New Contract at Miami’s Jackson Memorial Hospital

Active member at Jackson Memorial When contract negotiations at Miami’s Jackson Memorial Hospital started in August, 2005, it was in a concessionary environment: the stated goal of the hospital’s administration was to reduce or eliminate the last nine years of gains that CIR had achieved, starting with a two-year wage freeze, reductions in professional allowance, meal card allowance, chief resident differential and elimination of the housestaff pull pool coverage and Patient Care Fund.

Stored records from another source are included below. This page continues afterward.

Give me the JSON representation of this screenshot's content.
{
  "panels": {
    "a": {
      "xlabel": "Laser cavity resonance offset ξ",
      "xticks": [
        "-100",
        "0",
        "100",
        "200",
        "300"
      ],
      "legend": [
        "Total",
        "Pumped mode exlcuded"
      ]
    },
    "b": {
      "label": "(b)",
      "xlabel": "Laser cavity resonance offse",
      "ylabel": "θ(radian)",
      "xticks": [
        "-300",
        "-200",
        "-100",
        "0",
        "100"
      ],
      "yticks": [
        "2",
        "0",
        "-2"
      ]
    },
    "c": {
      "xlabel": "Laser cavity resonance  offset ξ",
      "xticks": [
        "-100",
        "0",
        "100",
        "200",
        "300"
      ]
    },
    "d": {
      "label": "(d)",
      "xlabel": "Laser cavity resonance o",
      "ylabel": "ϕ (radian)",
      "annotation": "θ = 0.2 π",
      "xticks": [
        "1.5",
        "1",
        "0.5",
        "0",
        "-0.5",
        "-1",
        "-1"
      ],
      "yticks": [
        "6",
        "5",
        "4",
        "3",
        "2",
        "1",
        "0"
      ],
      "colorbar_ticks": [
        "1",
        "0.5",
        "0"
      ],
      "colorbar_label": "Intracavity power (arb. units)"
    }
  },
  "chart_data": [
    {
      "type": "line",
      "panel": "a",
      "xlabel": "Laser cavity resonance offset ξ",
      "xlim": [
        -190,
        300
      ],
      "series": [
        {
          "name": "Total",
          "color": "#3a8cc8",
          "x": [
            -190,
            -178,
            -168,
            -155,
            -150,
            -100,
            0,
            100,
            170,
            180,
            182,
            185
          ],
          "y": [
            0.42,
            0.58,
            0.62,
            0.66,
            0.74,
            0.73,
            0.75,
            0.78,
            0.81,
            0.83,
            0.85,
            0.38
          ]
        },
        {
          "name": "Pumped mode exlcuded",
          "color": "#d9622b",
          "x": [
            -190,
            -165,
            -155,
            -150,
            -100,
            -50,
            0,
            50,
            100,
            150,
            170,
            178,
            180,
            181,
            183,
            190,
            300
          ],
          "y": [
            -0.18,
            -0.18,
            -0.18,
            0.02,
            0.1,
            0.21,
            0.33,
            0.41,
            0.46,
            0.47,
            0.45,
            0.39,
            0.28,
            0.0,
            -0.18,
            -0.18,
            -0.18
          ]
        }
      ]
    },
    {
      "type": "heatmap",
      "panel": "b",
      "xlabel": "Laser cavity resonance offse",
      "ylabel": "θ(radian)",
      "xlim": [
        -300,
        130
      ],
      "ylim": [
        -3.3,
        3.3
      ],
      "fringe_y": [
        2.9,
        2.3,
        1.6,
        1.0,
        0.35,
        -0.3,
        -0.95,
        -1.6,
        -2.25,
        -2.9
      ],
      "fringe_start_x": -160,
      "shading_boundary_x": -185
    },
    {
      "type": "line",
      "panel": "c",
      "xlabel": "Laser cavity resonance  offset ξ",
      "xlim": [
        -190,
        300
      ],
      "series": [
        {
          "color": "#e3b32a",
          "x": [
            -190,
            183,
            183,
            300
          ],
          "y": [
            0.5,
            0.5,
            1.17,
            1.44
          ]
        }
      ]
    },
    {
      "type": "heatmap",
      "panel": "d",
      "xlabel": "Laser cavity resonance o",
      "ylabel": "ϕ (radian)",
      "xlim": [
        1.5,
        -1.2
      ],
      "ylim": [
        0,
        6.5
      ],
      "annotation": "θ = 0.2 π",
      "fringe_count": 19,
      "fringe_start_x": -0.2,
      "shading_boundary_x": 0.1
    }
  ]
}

Yet when the ink was dry, residents ratified a new contract that included gains in all areas. How the 1,000 residents at Jackson got off the concessionary path, and won gains that range from salary increases to improved work hours and other conditions had everything to do with a strategy that included coalition building, community support, and political outreach.

New contract at Jackson Memorial“After recovering from our initial shock at management’s first proposal, we quickly met as a negotiating team and outlined a strategy to bring our issues, and not management’s issues, to the forefront. Along with our sister union, Local 1991, SEIU, (which represents nurses, attending physicians, and other professional staff at Jackson), we continued pushing the issues of quality patient care and employee safety,” said Dr. Seema Chandra, a PGY 3 in Internal Medicine/Pediatrics, and CIR co-chair and delegate. “Throughout the process, we refused to adopt an attitude of conciliatory bargaining. When we met with resistance, we broadened our horizons, appealing to the County Commissioners and the Public Health Trust directly, with a walk-through at the hospital, a luncheon, and testifying at meetings,” she said.

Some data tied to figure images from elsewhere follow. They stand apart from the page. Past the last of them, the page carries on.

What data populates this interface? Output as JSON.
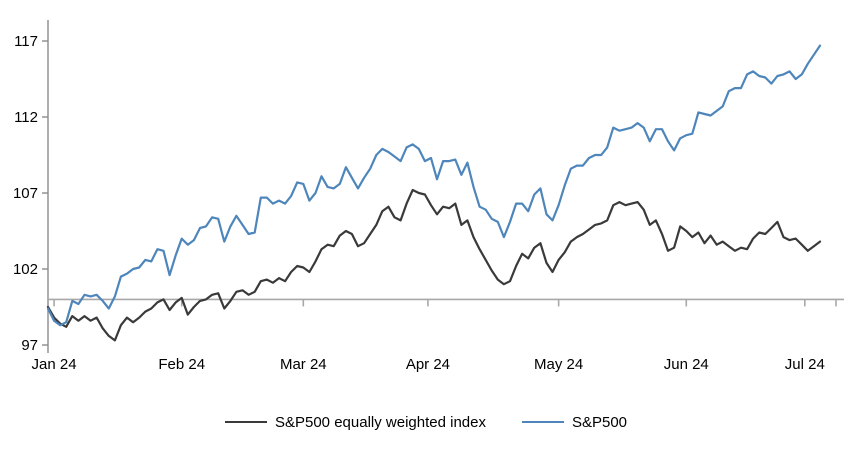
{
  "chart_data": {
    "type": "line",
    "title": "",
    "xlabel": "",
    "ylabel": "",
    "grid": "off",
    "legend_position": "bottom-center",
    "baseline_value": 100,
    "y_ticks": [
      97,
      102,
      107,
      112,
      117
    ],
    "ylim": [
      97,
      117
    ],
    "x_tick_labels": [
      "Jan 24",
      "Feb 24",
      "Mar 24",
      "Apr 24",
      "May 24",
      "Jun 24",
      "Jul 24"
    ],
    "x_tick_days": [
      1,
      22,
      42,
      62.5,
      84,
      105,
      124.5
    ],
    "x_axis_note": "daily index values, Jan 2 2024 = day 0, indexed to 100 at end-2023",
    "series": [
      {
        "name": "S&P500 equally weighted index",
        "color": "#3a3a3a",
        "values": [
          99.5,
          98.8,
          98.4,
          98.2,
          98.9,
          98.6,
          98.9,
          98.6,
          98.8,
          98.1,
          97.6,
          97.3,
          98.3,
          98.8,
          98.5,
          98.8,
          99.2,
          99.4,
          99.8,
          100.0,
          99.3,
          99.8,
          100.1,
          99.0,
          99.5,
          99.9,
          100.0,
          100.3,
          100.4,
          99.4,
          99.9,
          100.5,
          100.6,
          100.3,
          100.5,
          101.2,
          101.3,
          101.1,
          101.4,
          101.2,
          101.8,
          102.2,
          102.1,
          101.8,
          102.5,
          103.3,
          103.6,
          103.5,
          104.2,
          104.5,
          104.3,
          103.5,
          103.7,
          104.3,
          104.9,
          105.8,
          106.1,
          105.4,
          105.2,
          106.3,
          107.2,
          107.0,
          106.9,
          106.2,
          105.6,
          106.1,
          106.0,
          106.3,
          104.9,
          105.2,
          104.1,
          103.3,
          102.6,
          101.9,
          101.3,
          101.0,
          101.2,
          102.2,
          103.0,
          102.7,
          103.4,
          103.7,
          102.4,
          101.8,
          102.6,
          103.1,
          103.8,
          104.1,
          104.3,
          104.6,
          104.9,
          105.0,
          105.2,
          106.2,
          106.4,
          106.2,
          106.3,
          106.4,
          105.9,
          104.9,
          105.2,
          104.3,
          103.2,
          103.4,
          104.8,
          104.5,
          104.1,
          104.4,
          103.7,
          104.2,
          103.6,
          103.8,
          103.5,
          103.2,
          103.4,
          103.3,
          104.0,
          104.4,
          104.3,
          104.7,
          105.1,
          104.1,
          103.9,
          104.0,
          103.6,
          103.2,
          103.5,
          103.8
        ]
      },
      {
        "name": "S&P500",
        "color": "#4e86bb",
        "values": [
          99.4,
          98.6,
          98.3,
          98.5,
          99.9,
          99.7,
          100.3,
          100.2,
          100.3,
          99.9,
          99.4,
          100.2,
          101.5,
          101.7,
          102.0,
          102.1,
          102.6,
          102.5,
          103.3,
          103.2,
          101.6,
          102.9,
          104.0,
          103.6,
          103.9,
          104.7,
          104.8,
          105.4,
          105.3,
          103.8,
          104.8,
          105.5,
          104.9,
          104.3,
          104.4,
          106.7,
          106.7,
          106.3,
          106.5,
          106.3,
          106.8,
          107.7,
          107.6,
          106.5,
          107.0,
          108.1,
          107.4,
          107.3,
          107.6,
          108.7,
          108.0,
          107.3,
          108.0,
          108.6,
          109.5,
          109.9,
          109.7,
          109.4,
          109.1,
          110.0,
          110.2,
          109.9,
          109.1,
          109.3,
          107.9,
          109.1,
          109.1,
          109.2,
          108.2,
          109.0,
          107.4,
          106.1,
          105.9,
          105.3,
          105.1,
          104.1,
          105.1,
          106.3,
          106.3,
          105.8,
          106.9,
          107.3,
          105.6,
          105.2,
          106.2,
          107.5,
          108.6,
          108.8,
          108.8,
          109.3,
          109.5,
          109.5,
          110.0,
          111.3,
          111.1,
          111.2,
          111.3,
          111.6,
          111.3,
          110.4,
          111.2,
          111.2,
          110.4,
          109.8,
          110.6,
          110.8,
          110.9,
          112.3,
          112.2,
          112.1,
          112.4,
          112.7,
          113.7,
          113.9,
          113.9,
          114.8,
          115.0,
          114.7,
          114.6,
          114.2,
          114.7,
          114.8,
          115.0,
          114.5,
          114.8,
          115.5,
          116.1,
          116.7
        ]
      }
    ],
    "colors": {
      "axis_spine": "#8c8c8c",
      "baseline": "#a8a8a8",
      "tick_text": "#000000"
    }
  },
  "legend": {
    "items": [
      {
        "label": "S&P500 equally weighted index"
      },
      {
        "label": "S&P500"
      }
    ]
  }
}
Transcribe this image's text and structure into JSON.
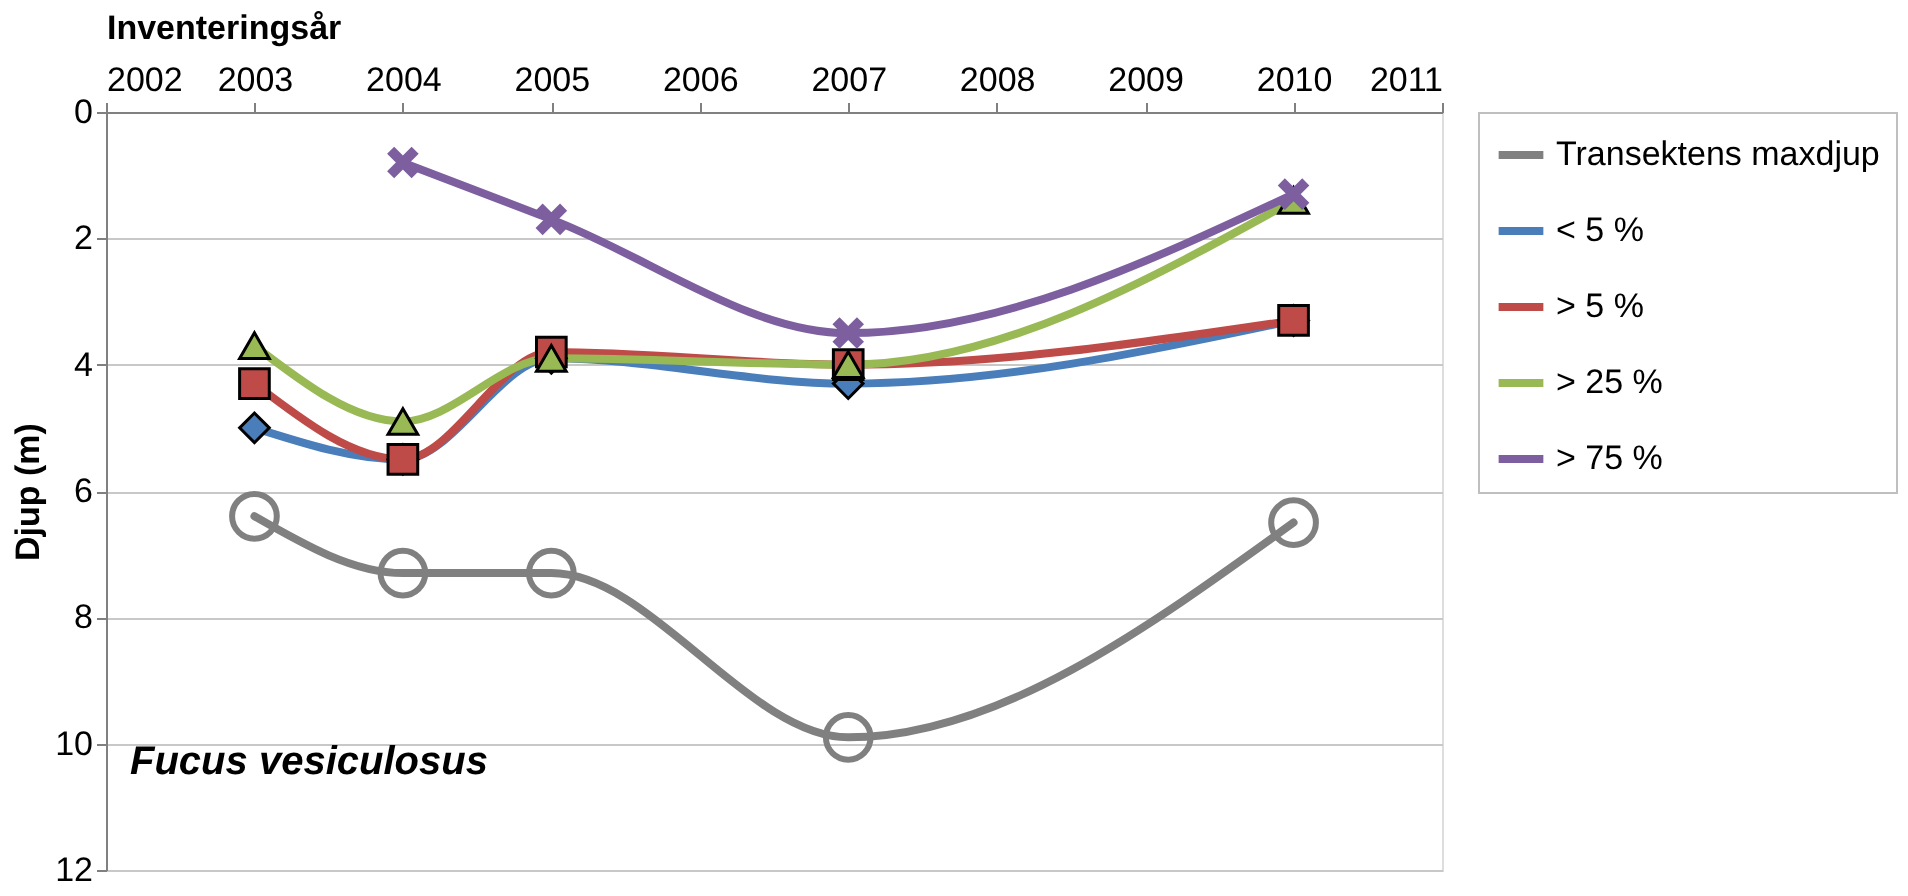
{
  "chart_data": {
    "type": "line",
    "xlabel": "Inventeringsår",
    "ylabel": "Djup (m)",
    "xlim": [
      2002,
      2011
    ],
    "xticks": [
      2002,
      2003,
      2004,
      2005,
      2006,
      2007,
      2008,
      2009,
      2010,
      2011
    ],
    "ylim": [
      12,
      0
    ],
    "yticks": [
      0,
      2,
      4,
      6,
      8,
      10,
      12
    ],
    "grid": "y",
    "legend": "right",
    "line_style": "solid",
    "annotations": [
      "Fucus vesiculosus"
    ],
    "series": [
      {
        "name": "Transektens maxdjup",
        "color": "#808080",
        "marker": "circle",
        "x": [
          2003,
          2004,
          2005,
          2007,
          2010
        ],
        "values": [
          6.4,
          7.3,
          7.3,
          9.9,
          6.5
        ]
      },
      {
        "name": "< 5 %",
        "color": "#4a7ebb",
        "marker": "diamond",
        "x": [
          2003,
          2004,
          2005,
          2007,
          2010
        ],
        "values": [
          5.0,
          5.5,
          3.9,
          4.3,
          3.3
        ]
      },
      {
        "name": "> 5 %",
        "color": "#be4b48",
        "marker": "square",
        "x": [
          2003,
          2004,
          2005,
          2007,
          2010
        ],
        "values": [
          4.3,
          5.5,
          3.8,
          4.0,
          3.3
        ]
      },
      {
        "name": "> 25 %",
        "color": "#98b954",
        "marker": "triangle",
        "x": [
          2003,
          2004,
          2005,
          2007,
          2010
        ],
        "values": [
          3.7,
          4.9,
          3.9,
          4.0,
          1.4
        ]
      },
      {
        "name": "> 75 %",
        "color": "#7d5fa0",
        "marker": "cross",
        "x": [
          2004,
          2005,
          2007,
          2010
        ],
        "values": [
          0.8,
          1.7,
          3.5,
          1.3
        ]
      }
    ]
  }
}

Active members, delegates, and alternates were all very involved, with an email system which kept everyone informed of progress in negotiations. The new contract includes pay raises of 3%, 3% and 4% over the life of the agreement; maintains the Patient Care Fund, and brings increases in pull pool, professional allowance, meal card allowances, and chief resident differential. It also includes first-ever “Evidence-Based Scheduling” language in a CIR contract, in which a committee of the Public Health Trust and CIR will identify shifts greater than 16-hours and implement strategies to eliminate these extended shifts six months after ratification of the new contract.

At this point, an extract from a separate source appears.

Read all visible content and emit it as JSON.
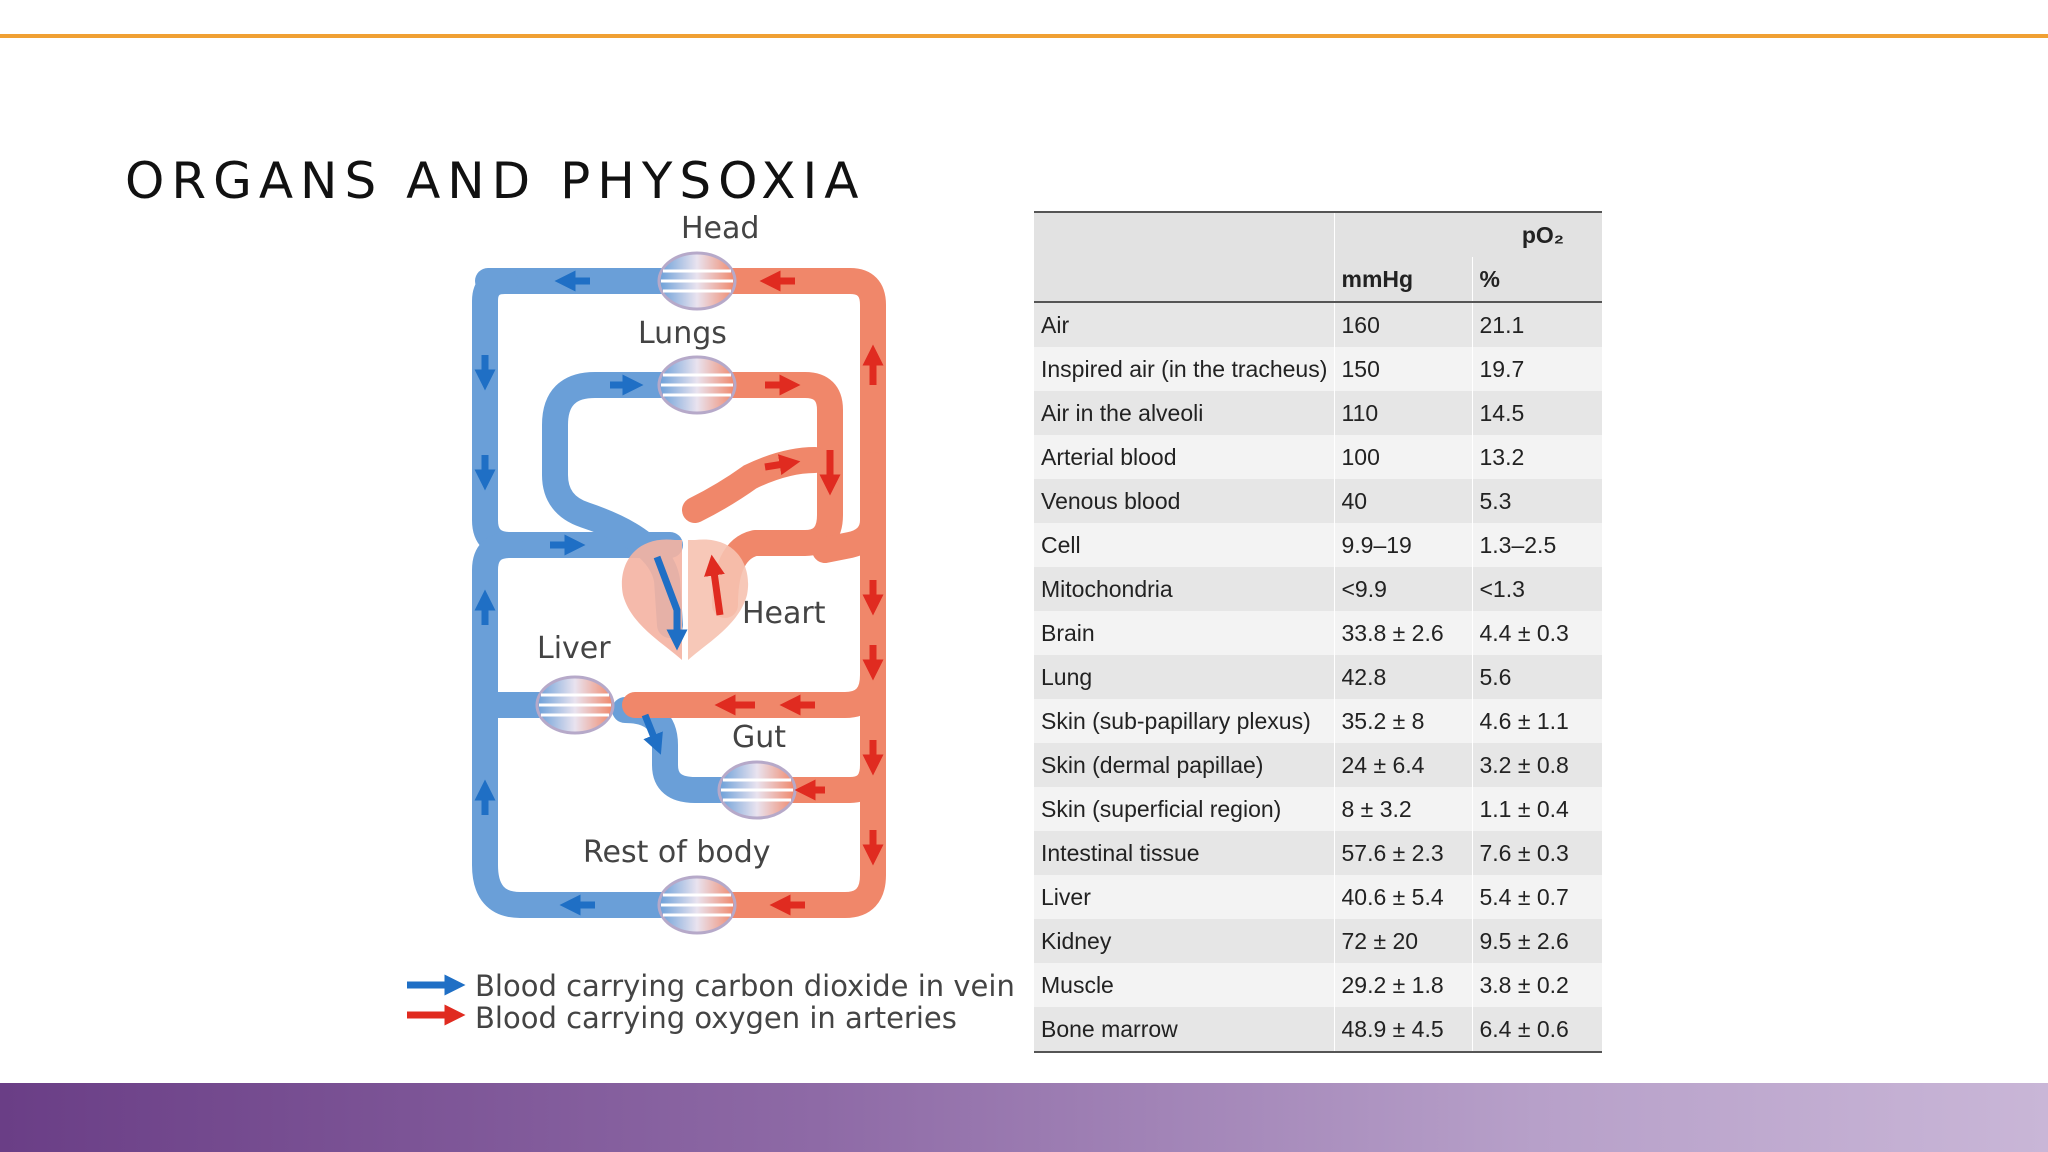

Residents ratified the new contract on May 4, 2006, and on May 22 the Public Health Trust ratified it; next the contract goes to the Board of County Commissioners and Mayor for ratification at the end of June. “Throughout the process, our CIR staffer was absolutely essential, helping to coordinate our efforts with SEIU and reaching out to our political allies throughout Miami-Dade County,” said Dr. Chandra. “One of the most important gains of the entire process was that management was forced to recognize residents as vitally important employees. I think they finally understood that they need our input to make our hospital run better.”